So on the morning of Monday, July 12, we loaded up the car and set out for Tucson, Ariz. Why Tucson, you ask? Because we’d never been there before. Simple as that. 

For the record, it was Melissa’s idea. When I asked her if there was any place in particular she might want to visit this year, she said, “You know, it would be kind of neat to visit Arizona so I can get some nice cactus pictures.” 

Well, by golly, that was good enough for me. 

The first night on the road ended with an overnight stay in an Amarillo motel, and while there I touched base with a dear friend who had recently moved back to Colorado after living the past few years in Louisiana - and who said that as long as we were on the road in the first place, we were more than welcome to come up to Colorado Springs to visit him and his wife for a couple of days. 

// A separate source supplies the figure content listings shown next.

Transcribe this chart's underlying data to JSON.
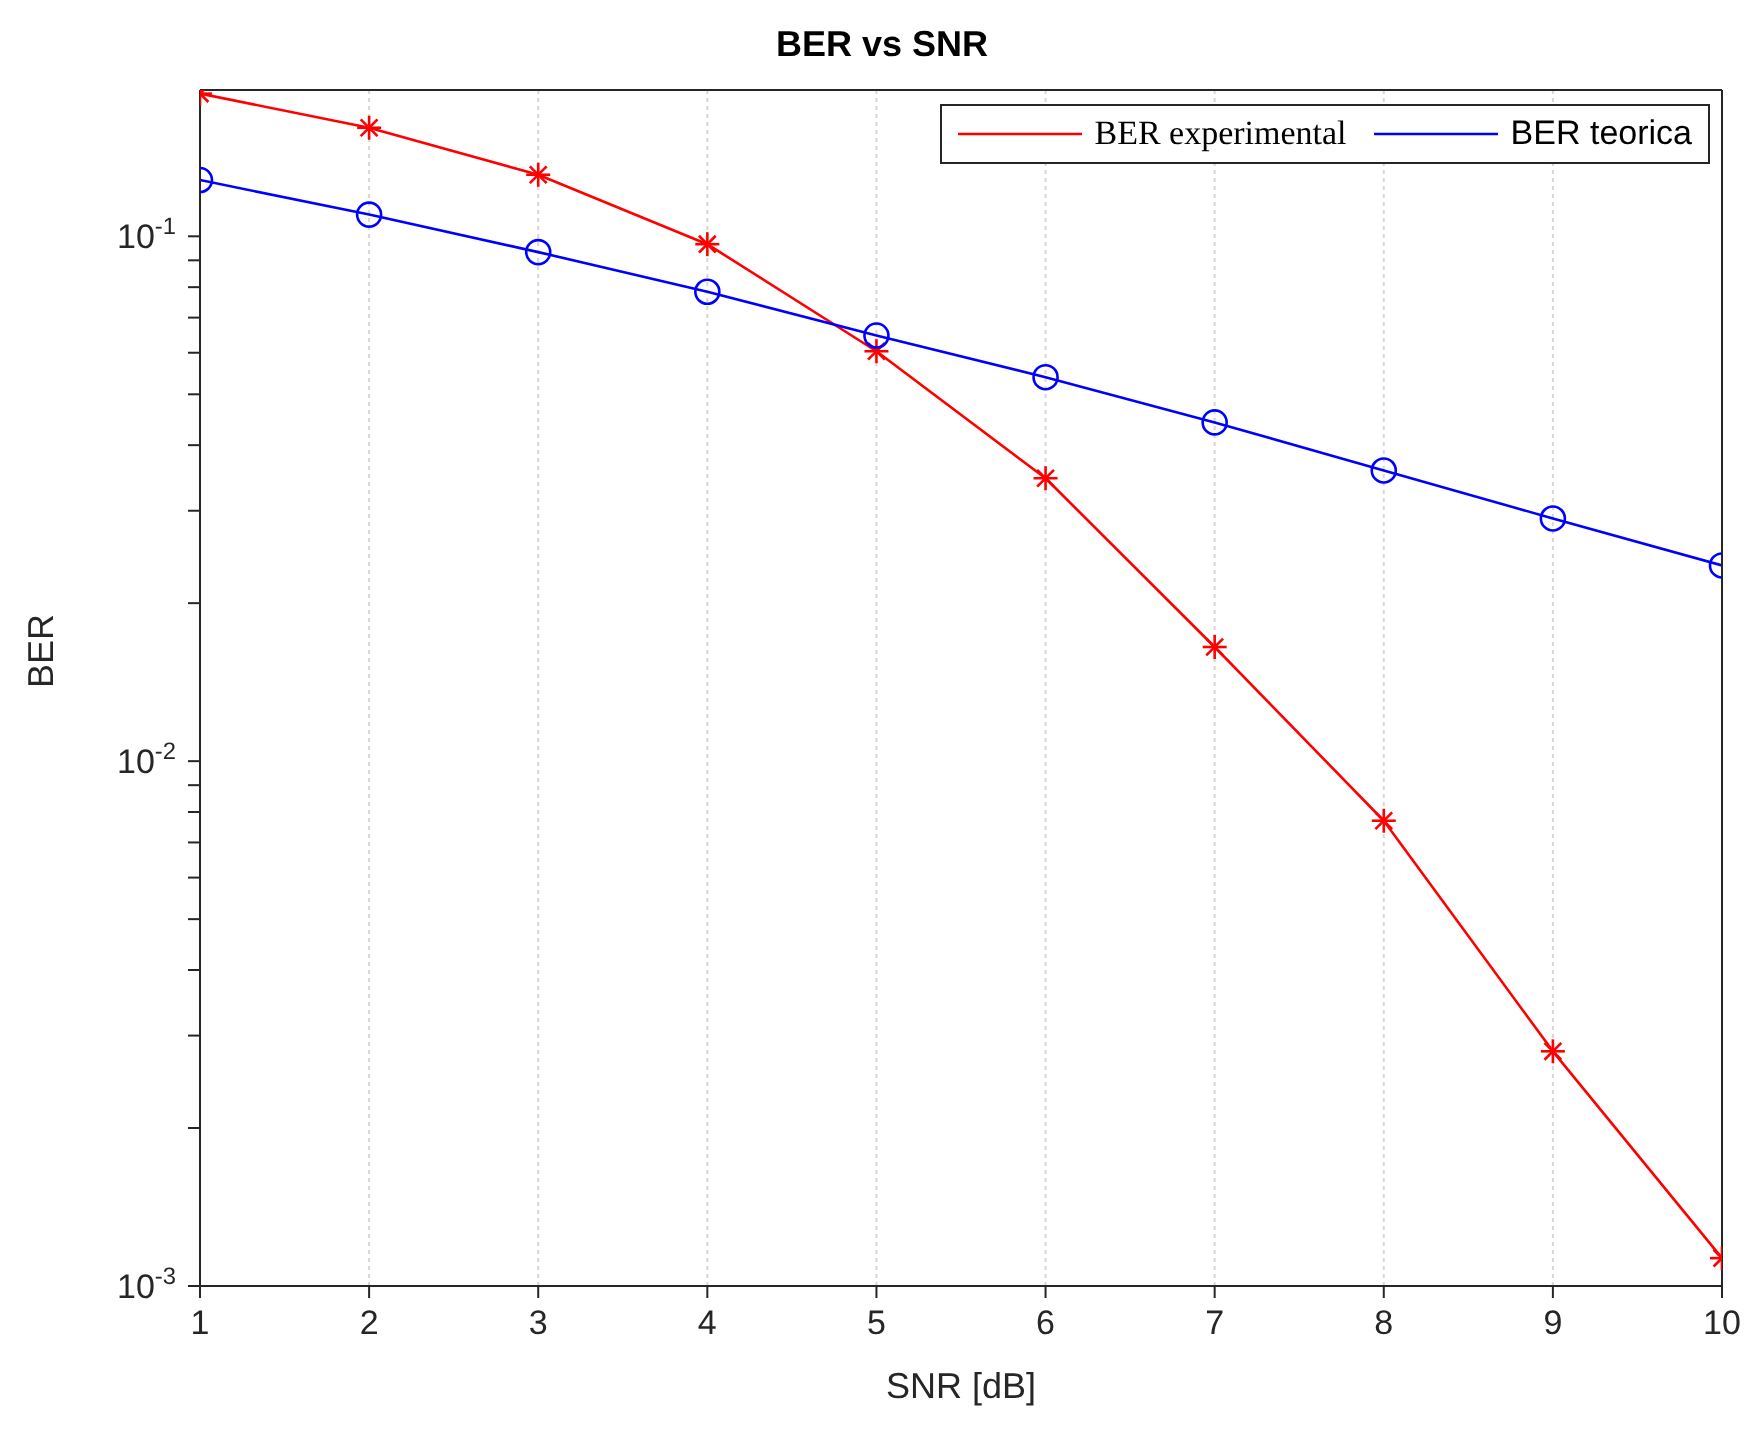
{
  "chart_data": {
    "type": "line",
    "title": "BER vs SNR",
    "xlabel": "SNR [dB]",
    "ylabel": "BER",
    "x": [
      1,
      2,
      3,
      4,
      5,
      6,
      7,
      8,
      9,
      10
    ],
    "series": [
      {
        "name": "BER experimental",
        "color": "#ff0000",
        "marker": "cross",
        "values": [
          0.187,
          0.161,
          0.131,
          0.0966,
          0.0604,
          0.0346,
          0.0165,
          0.0077,
          0.0028,
          0.00113
        ]
      },
      {
        "name": "BER teorica",
        "color": "#0000ff",
        "marker": "circle",
        "values": [
          0.128,
          0.11,
          0.0933,
          0.0784,
          0.0647,
          0.0539,
          0.0442,
          0.0358,
          0.029,
          0.0236
        ]
      }
    ],
    "log": "y",
    "xlim": [
      1,
      10
    ],
    "xticks": [
      1,
      2,
      3,
      4,
      5,
      6,
      7,
      8,
      9,
      10
    ],
    "ylim": [
      0.001,
      0.19
    ],
    "yticks": [
      {
        "value": 0.001,
        "label": "10$^{-3}$"
      },
      {
        "value": 0.002,
        "label": null
      },
      {
        "value": 0.003,
        "label": null
      },
      {
        "value": 0.004,
        "label": null
      },
      {
        "value": 0.005,
        "label": null
      },
      {
        "value": 0.006,
        "label": null
      },
      {
        "value": 0.007,
        "label": null
      },
      {
        "value": 0.008,
        "label": null
      },
      {
        "value": 0.009,
        "label": null
      },
      {
        "value": 0.01,
        "label": "10$^{-2}$"
      },
      {
        "value": 0.02,
        "label": null
      },
      {
        "value": 0.03,
        "label": null
      },
      {
        "value": 0.04,
        "label": null
      },
      {
        "value": 0.05,
        "label": null
      },
      {
        "value": 0.06,
        "label": null
      },
      {
        "value": 0.07,
        "label": null
      },
      {
        "value": 0.08,
        "label": null
      },
      {
        "value": 0.09,
        "label": null
      },
      {
        "value": 0.1,
        "label": "10$^{-1}$"
      }
    ],
    "grid": true,
    "legend": "top right"
  }
}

So after a two-day sojourn in Tucson, that’s exactly what we did. Two glorious days in the shadow of Pike’s Peak, in the company of two of the extraordinarily special people in our lives, with nary a care in the world - aside, of course, from the realization that the respite would unfortunately be only a short one. 

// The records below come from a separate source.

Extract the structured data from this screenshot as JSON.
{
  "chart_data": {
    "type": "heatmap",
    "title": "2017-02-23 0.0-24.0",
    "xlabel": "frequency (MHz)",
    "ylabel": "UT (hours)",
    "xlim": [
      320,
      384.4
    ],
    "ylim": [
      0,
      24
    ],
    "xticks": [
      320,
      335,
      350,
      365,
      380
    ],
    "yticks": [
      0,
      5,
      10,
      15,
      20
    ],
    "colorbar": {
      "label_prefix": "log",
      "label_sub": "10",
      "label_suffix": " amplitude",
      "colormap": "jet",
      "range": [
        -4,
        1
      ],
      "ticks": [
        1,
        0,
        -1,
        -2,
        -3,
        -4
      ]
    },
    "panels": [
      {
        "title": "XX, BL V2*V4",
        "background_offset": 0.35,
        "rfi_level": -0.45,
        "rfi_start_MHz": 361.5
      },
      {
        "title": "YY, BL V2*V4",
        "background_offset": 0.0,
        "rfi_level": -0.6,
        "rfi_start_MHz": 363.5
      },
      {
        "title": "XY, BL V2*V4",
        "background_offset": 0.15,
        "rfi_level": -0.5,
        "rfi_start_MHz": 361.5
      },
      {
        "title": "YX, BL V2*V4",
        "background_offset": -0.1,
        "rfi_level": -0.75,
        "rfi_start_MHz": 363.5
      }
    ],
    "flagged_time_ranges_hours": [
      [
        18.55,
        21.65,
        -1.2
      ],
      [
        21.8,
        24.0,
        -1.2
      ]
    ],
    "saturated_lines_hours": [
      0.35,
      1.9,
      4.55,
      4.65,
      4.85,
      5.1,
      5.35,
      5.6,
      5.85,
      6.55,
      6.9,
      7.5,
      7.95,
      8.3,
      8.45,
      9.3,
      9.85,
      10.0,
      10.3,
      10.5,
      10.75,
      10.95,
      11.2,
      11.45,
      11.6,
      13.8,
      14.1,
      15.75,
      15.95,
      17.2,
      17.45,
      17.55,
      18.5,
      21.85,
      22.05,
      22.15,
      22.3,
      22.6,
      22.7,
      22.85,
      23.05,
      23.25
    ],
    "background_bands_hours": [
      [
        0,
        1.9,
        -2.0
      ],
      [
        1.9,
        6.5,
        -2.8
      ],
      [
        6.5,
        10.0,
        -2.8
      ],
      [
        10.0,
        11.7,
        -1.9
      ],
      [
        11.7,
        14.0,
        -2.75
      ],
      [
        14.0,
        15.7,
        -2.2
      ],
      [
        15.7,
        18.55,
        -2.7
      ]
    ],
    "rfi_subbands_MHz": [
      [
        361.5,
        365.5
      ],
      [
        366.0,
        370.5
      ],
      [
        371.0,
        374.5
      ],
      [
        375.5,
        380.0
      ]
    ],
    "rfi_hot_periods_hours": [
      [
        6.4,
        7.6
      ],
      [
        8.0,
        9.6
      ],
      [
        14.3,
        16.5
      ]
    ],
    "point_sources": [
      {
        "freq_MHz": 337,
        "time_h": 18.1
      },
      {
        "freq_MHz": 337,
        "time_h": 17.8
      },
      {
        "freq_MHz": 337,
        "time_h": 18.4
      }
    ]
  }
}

But it was exactly the respite that we needed after the year that had preceded it. A good, old-fashioned Small Family vacation, completely made up as we went along. 

Dad would have loved it.

One of the things I’ve found so surprising over the years is the way some people always seem to react when they hear about our road trips. Typically that reaction goes something like this: “I don’t get it - why didn’t you just fly?” 

To which I typically respond by smiling and shaking my head and saying something like, “You’re right - you DON'T get it.” 

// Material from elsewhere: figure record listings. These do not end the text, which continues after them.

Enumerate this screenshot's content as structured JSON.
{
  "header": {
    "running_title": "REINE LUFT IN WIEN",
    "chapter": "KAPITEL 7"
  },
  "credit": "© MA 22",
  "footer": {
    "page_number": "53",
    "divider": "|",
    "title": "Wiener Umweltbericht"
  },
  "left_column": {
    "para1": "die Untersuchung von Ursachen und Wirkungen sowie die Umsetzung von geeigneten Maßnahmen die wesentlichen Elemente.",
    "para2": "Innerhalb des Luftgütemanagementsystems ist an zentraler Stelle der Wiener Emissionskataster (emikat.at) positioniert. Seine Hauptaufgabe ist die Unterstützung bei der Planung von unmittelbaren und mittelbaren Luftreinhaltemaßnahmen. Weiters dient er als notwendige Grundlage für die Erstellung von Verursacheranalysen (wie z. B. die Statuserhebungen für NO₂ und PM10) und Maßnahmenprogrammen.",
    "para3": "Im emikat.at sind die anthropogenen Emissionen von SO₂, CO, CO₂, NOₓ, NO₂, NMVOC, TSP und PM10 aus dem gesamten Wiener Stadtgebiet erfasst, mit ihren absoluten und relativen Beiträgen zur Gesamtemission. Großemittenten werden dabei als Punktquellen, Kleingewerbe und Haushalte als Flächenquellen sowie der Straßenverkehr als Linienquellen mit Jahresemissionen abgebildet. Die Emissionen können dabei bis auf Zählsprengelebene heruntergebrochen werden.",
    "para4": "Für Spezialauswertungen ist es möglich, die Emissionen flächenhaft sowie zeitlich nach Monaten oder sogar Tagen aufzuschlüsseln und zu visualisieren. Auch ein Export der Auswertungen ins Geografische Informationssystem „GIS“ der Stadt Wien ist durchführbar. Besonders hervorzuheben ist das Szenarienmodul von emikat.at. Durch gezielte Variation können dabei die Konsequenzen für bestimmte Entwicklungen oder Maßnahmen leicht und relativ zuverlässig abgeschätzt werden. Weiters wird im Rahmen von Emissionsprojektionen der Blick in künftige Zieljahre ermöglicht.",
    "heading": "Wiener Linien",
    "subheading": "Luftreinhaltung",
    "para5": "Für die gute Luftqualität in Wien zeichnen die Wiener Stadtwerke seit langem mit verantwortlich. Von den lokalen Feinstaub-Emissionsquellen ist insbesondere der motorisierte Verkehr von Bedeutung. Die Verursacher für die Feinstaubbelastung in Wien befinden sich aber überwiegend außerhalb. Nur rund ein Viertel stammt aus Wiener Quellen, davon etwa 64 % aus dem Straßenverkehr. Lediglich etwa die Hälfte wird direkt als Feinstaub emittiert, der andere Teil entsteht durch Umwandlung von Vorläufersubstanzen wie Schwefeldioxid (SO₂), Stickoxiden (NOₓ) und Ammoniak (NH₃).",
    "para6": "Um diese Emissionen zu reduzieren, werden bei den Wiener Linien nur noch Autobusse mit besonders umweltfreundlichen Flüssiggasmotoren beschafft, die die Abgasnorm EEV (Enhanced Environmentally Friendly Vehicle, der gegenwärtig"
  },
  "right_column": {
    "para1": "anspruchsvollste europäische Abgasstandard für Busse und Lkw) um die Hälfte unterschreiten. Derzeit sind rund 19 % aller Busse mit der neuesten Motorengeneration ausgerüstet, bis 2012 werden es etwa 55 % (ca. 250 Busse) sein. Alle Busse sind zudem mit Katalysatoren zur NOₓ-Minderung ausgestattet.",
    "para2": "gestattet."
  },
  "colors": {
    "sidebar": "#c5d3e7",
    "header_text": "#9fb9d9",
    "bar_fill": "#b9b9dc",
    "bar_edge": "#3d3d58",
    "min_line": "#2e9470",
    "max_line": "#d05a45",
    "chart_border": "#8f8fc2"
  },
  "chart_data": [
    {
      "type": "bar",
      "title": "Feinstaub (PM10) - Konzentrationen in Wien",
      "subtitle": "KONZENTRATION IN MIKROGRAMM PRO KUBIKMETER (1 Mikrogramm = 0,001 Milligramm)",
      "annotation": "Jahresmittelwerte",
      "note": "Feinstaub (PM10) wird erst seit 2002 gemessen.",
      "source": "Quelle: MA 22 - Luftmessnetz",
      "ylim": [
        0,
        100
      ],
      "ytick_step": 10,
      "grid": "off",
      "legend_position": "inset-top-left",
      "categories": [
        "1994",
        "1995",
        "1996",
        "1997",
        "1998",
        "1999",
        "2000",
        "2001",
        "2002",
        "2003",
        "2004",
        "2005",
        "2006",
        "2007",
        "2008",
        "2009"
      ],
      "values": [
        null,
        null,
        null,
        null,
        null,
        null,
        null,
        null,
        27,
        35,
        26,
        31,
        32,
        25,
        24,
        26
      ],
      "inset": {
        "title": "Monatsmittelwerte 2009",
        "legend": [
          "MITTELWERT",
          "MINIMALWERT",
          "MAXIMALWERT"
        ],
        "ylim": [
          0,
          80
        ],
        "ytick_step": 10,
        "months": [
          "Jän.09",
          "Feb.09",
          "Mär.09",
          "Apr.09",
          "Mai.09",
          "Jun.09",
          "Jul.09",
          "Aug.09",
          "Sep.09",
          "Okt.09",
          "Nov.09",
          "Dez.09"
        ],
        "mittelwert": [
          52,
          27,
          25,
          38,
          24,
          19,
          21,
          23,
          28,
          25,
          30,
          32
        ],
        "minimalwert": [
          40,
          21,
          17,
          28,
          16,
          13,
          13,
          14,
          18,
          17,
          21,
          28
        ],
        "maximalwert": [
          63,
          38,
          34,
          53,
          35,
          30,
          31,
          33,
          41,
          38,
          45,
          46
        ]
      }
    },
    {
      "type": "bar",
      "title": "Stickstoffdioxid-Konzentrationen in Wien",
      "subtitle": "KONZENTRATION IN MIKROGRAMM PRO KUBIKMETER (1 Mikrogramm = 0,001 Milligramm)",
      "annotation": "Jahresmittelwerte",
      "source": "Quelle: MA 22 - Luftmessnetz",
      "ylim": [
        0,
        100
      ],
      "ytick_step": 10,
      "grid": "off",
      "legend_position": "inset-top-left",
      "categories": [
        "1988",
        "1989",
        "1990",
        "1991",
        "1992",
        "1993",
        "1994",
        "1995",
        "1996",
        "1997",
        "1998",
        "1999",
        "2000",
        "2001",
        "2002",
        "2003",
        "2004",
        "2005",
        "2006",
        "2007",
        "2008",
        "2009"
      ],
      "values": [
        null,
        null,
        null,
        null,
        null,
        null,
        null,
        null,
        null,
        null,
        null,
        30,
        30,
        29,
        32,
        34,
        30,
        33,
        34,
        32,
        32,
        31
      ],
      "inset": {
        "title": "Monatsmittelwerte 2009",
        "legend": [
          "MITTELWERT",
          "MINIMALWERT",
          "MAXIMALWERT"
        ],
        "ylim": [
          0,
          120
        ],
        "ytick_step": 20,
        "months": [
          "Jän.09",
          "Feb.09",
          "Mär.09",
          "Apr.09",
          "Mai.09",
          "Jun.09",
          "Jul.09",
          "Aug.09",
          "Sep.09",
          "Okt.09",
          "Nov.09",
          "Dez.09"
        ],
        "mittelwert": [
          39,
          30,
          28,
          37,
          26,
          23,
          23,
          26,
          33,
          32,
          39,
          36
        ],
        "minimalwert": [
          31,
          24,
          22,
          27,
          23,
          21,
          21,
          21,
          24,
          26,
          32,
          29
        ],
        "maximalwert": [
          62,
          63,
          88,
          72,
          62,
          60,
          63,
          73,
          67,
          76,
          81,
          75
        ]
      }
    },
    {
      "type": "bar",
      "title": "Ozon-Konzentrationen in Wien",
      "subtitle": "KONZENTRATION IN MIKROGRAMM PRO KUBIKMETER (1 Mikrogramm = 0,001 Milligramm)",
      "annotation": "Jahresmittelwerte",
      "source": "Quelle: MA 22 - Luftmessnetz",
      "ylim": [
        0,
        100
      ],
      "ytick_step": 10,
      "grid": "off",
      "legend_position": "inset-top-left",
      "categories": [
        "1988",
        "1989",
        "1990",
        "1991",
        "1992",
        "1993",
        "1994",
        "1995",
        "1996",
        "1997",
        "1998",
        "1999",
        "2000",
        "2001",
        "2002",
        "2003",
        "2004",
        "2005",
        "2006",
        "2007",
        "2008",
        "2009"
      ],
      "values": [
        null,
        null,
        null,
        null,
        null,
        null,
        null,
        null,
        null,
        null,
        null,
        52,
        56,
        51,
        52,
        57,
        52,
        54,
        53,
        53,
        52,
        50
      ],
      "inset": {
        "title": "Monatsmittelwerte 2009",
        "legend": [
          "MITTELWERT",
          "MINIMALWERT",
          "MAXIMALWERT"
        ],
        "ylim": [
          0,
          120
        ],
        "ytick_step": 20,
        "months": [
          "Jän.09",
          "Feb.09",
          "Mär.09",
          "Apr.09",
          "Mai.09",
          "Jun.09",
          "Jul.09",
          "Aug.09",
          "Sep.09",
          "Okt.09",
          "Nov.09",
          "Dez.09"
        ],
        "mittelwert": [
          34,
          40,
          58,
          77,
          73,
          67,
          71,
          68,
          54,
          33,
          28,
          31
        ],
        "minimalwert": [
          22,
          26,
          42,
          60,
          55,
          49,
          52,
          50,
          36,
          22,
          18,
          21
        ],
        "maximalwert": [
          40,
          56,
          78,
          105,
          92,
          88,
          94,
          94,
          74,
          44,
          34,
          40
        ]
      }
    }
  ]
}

There’s something about the idea that “the destination is only half the trip” that some people these days just can’t seem to wrap their heads around. For them, traveling is just a matter of getting there and getting back. 

Which is all right for them, I suppose… but it sure doesn’t sound like very much fun to me. 

Flying to Canada or Seattle or Washington, D.C., or San Diego on our various vacations over the years would have gotten us to those locations faster - but it also would have robbed us of the joy of those unplanned side trips to places like Serpent Mound or Yellowstone, Natural Bridge or the Grand Canyon, Devil’s Tower or Navy Pier. Places we hadn’t really planned on visiting but found along the way and decided, “What the heck?” Sites that would not have meant nearly as much if simply viewed through the window of an airplane.

Sure, road trips can be exhausting - both physically and emotionally - and sometimes they can lead to frayed tempers. And of course, I’m not a young man anymore, so it takes a little longer to recuperate from long days on the road now than it used to. My legs tend not to bend as easily getting in and out of the car as they once did, for example.

But that’s okay; it’s still worth it. Because road trips like that can also be exhilarating and educational and can bring the family closer together, whether you’re traveling as part of a car load or just cruising along with your soul mate. 

Legs that are at once both stiff and wobbly from long hours in the car - and the occasional hassle making sure the motel reservation went through the way it was supposed to, because we’re a couple of aging Baby Boomers still trying to learn how to do such things on a cell phone - are ultimately a relatively small price to pay to be able to get out there and enjoy life with the people you love.

I’ve said it before and I’ll say it again: You can have the friendly skies, thank you very much. I’ll take the open road any day. Can’t wait to get out there again.